I am not going to focus on the former because I know everyone has experienced this phenomenon. So, let me explain the latter.
I’m embarrassed that I am only now realizing this, but I can’t control the outcome of 99.9% of what I am paid to do. I am paid to preach a sermon to people every week… but I can’t make people come to church on Sunday. I am paid to help people walk closer with God… but I can’t make people desire a deeper relationship with their Maker. I am paid to walk with people when they are walking through difficult seasons of life, but I can’t make people open up to me when their family is in crisis, or when their marriage is on the brink of collapse.
Now, A LOT more goes into being a pastor than those three things (I am sure I will be writing about how we need to reimagine church for our current culture, but this is what I am working with at the moemt), but those things are near the top of the list. And you know what? I like doing those things and I think I am alright at them. Not perfect, but pretty good!
Sure, there are things I can control in those three areas. I can prayerfully prepare for Sunday, and I do. I can disciple people who are willing to follow, and I do. I can make myself available and try to reach out when I sense someone is hurting, and I do, albeit imperfectly. But I cannot control or force any kind of response or result in the hearts of the people I am called to pastor.
The past 18+ months have taught me that my vocation is a vocation of trust, not of control.
This is where the last 18+ months have forced me to open my eyes to look for God’s miraculous hand at work in the most ordinary places.
It is a miracle that anyone shows up to worship on Sunday… ‘cause ya know… the internet and youth sports.
It is a miracle that anyone ever wants to learn how to pray… ‘cause ya know… Oprah and teenage social media influencers… on the internet.

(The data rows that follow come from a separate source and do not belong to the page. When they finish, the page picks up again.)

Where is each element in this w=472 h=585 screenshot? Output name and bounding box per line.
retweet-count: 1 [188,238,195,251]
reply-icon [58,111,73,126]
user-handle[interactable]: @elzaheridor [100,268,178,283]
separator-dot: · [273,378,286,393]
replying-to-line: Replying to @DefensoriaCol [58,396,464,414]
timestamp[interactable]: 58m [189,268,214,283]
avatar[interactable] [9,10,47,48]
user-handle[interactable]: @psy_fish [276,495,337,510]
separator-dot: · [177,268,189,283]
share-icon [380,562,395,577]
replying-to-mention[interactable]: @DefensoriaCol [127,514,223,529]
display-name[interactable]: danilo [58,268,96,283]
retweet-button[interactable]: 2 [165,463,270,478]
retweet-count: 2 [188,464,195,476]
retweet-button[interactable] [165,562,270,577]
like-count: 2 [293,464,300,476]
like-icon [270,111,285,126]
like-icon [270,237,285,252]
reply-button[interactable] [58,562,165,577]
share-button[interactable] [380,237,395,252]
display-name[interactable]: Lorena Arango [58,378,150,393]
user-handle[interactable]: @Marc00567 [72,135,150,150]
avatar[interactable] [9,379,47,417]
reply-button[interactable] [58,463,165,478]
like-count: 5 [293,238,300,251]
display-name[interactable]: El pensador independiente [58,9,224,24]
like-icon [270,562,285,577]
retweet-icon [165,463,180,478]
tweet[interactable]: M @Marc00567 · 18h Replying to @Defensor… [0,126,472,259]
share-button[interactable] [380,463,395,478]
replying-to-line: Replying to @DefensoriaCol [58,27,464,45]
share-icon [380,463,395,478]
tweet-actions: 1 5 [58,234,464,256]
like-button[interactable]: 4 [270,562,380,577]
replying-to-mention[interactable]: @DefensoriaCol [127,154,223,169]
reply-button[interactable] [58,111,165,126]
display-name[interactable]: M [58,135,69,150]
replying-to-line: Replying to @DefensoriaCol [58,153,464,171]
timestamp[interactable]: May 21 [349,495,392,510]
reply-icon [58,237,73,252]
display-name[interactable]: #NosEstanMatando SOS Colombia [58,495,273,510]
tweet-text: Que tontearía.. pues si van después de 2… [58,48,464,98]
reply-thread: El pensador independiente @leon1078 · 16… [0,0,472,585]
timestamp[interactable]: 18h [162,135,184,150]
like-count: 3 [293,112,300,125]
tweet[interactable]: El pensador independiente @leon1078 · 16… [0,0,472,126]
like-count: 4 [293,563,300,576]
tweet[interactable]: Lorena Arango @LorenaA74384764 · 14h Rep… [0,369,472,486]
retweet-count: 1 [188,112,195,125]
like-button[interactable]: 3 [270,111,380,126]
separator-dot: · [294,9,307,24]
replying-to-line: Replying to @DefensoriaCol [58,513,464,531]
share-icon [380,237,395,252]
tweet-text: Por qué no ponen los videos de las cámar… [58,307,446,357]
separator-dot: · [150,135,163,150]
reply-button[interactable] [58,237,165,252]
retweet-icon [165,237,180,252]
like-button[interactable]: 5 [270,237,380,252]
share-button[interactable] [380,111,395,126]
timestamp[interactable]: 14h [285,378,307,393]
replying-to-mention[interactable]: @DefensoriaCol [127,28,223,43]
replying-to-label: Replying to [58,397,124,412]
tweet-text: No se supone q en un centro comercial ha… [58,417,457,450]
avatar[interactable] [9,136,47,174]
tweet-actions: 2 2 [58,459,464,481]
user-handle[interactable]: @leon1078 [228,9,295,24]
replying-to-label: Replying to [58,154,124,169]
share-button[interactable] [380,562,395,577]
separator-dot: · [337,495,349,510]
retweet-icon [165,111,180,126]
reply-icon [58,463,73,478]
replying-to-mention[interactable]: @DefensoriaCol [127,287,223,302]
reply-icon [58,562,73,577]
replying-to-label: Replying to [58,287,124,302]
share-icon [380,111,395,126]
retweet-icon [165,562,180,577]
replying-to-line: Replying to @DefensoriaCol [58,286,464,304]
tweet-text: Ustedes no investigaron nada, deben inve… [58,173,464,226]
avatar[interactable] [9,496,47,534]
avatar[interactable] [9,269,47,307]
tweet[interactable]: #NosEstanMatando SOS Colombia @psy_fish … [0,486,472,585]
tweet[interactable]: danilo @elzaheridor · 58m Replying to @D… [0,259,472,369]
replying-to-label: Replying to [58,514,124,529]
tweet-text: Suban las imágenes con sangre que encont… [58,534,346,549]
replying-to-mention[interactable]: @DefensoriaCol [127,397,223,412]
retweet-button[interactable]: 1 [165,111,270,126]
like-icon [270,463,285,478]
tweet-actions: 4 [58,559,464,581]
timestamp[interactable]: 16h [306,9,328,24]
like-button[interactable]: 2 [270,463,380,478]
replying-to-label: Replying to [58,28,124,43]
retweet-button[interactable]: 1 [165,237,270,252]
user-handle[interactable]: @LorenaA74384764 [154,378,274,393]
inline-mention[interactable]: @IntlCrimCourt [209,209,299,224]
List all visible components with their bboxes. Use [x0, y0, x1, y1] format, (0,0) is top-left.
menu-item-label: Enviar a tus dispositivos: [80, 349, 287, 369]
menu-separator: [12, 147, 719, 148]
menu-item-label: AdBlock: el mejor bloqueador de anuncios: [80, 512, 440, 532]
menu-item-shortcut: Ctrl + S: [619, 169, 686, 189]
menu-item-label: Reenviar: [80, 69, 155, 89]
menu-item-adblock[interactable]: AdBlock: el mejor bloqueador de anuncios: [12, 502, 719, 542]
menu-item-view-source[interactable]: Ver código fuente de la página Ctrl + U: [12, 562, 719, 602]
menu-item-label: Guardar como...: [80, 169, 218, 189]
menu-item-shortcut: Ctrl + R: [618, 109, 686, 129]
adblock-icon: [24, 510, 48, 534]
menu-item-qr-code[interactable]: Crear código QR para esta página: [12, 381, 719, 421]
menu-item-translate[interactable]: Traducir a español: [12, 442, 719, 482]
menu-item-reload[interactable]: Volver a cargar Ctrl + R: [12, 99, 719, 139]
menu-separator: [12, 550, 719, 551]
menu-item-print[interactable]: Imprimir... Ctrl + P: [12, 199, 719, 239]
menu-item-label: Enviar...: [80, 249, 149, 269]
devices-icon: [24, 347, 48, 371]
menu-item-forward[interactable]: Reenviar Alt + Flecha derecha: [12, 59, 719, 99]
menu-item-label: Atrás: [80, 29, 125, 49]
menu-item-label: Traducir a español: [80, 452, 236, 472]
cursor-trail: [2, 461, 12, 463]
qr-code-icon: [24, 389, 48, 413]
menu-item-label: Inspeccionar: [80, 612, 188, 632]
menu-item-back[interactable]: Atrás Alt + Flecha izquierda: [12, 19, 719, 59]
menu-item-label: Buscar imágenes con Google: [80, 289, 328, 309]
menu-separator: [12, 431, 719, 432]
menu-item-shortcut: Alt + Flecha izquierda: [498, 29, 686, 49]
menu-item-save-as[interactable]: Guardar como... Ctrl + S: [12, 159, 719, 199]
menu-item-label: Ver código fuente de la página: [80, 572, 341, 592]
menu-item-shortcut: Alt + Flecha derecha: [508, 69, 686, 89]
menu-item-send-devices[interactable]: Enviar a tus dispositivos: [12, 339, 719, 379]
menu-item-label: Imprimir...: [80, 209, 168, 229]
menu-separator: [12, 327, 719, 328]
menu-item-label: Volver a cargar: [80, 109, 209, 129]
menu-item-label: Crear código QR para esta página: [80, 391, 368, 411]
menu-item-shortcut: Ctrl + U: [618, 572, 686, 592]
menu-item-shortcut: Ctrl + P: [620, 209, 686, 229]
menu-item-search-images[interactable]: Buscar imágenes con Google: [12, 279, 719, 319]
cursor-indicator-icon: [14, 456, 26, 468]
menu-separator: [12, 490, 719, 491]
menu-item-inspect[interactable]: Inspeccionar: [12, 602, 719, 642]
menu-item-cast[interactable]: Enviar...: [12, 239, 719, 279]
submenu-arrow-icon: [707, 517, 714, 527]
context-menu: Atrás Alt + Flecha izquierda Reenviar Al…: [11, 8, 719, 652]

It’s a miracle that anyone invites me into the brokenness of their lives… ‘cause of ya know… I live in the suburbs and my life and family are perfect. Didn’t you see my IG story, pastor? … on the internet.
I know that all sounds cynical, well, because it is. But God is beginning to free me from the need to control what I think of as my ministry. He is beginning to free me from believing that he needs me to do important pastor stuff for him. Every Sunday I preach or sing that God doesn’t love or accept us because of the things we do for him. And by his grace, he is showing me that I haven’t been practicing what I preach.
I am re-reading Nouwen’s In the Name of Jesus. In the first chapter, he writes,
The great message that we have to carry, as ministers of God’s Word and followers of Jesus, is that God loves us not because of what we do or accomplish, but because God created and redeemed us in love and has chosen us to proclaim that love as the true source of all human life.
That’s it. That is all I can do. I can tell and show people that they are deeply loved by Jesus. However, I can’t control the outcome. So, instead of trying to control my ministry, I am learning to simply trust God with what lies before me each day. I am trying to faithfully sow gospel seeds and then trust that God will do with them what he wants (even if I think he is doing it wrong… that is a joke… kind of) and watch ordinary miracles burst up from the dirt of life.
So, if you find yourself reading this and are in vocational ministry take a deep breath and chill out brother or sister. God is not disappointed that your church is half the size it was 18 months ago. On the flip side, he is not impressed with your cool live stream and growing online presence. Those things have nothing to do with how he sees you.
God loves you because he created you and redeemed you.
Let that sink in. You are loved.
Period.
Then begin to embrace that he has chosen you to proclaim his love to whoever he brings into your life… today.
What if we focused on that? What if we encourage each other in that? What if at church nerd meetings and ministry flexing conferences we reminded one another of that good news?! Just a thought.
And to my non-church worker friends, I have a feeling everything you just read can apply to your life in some shape or form.
Grace and peace ‘till we rise in glory.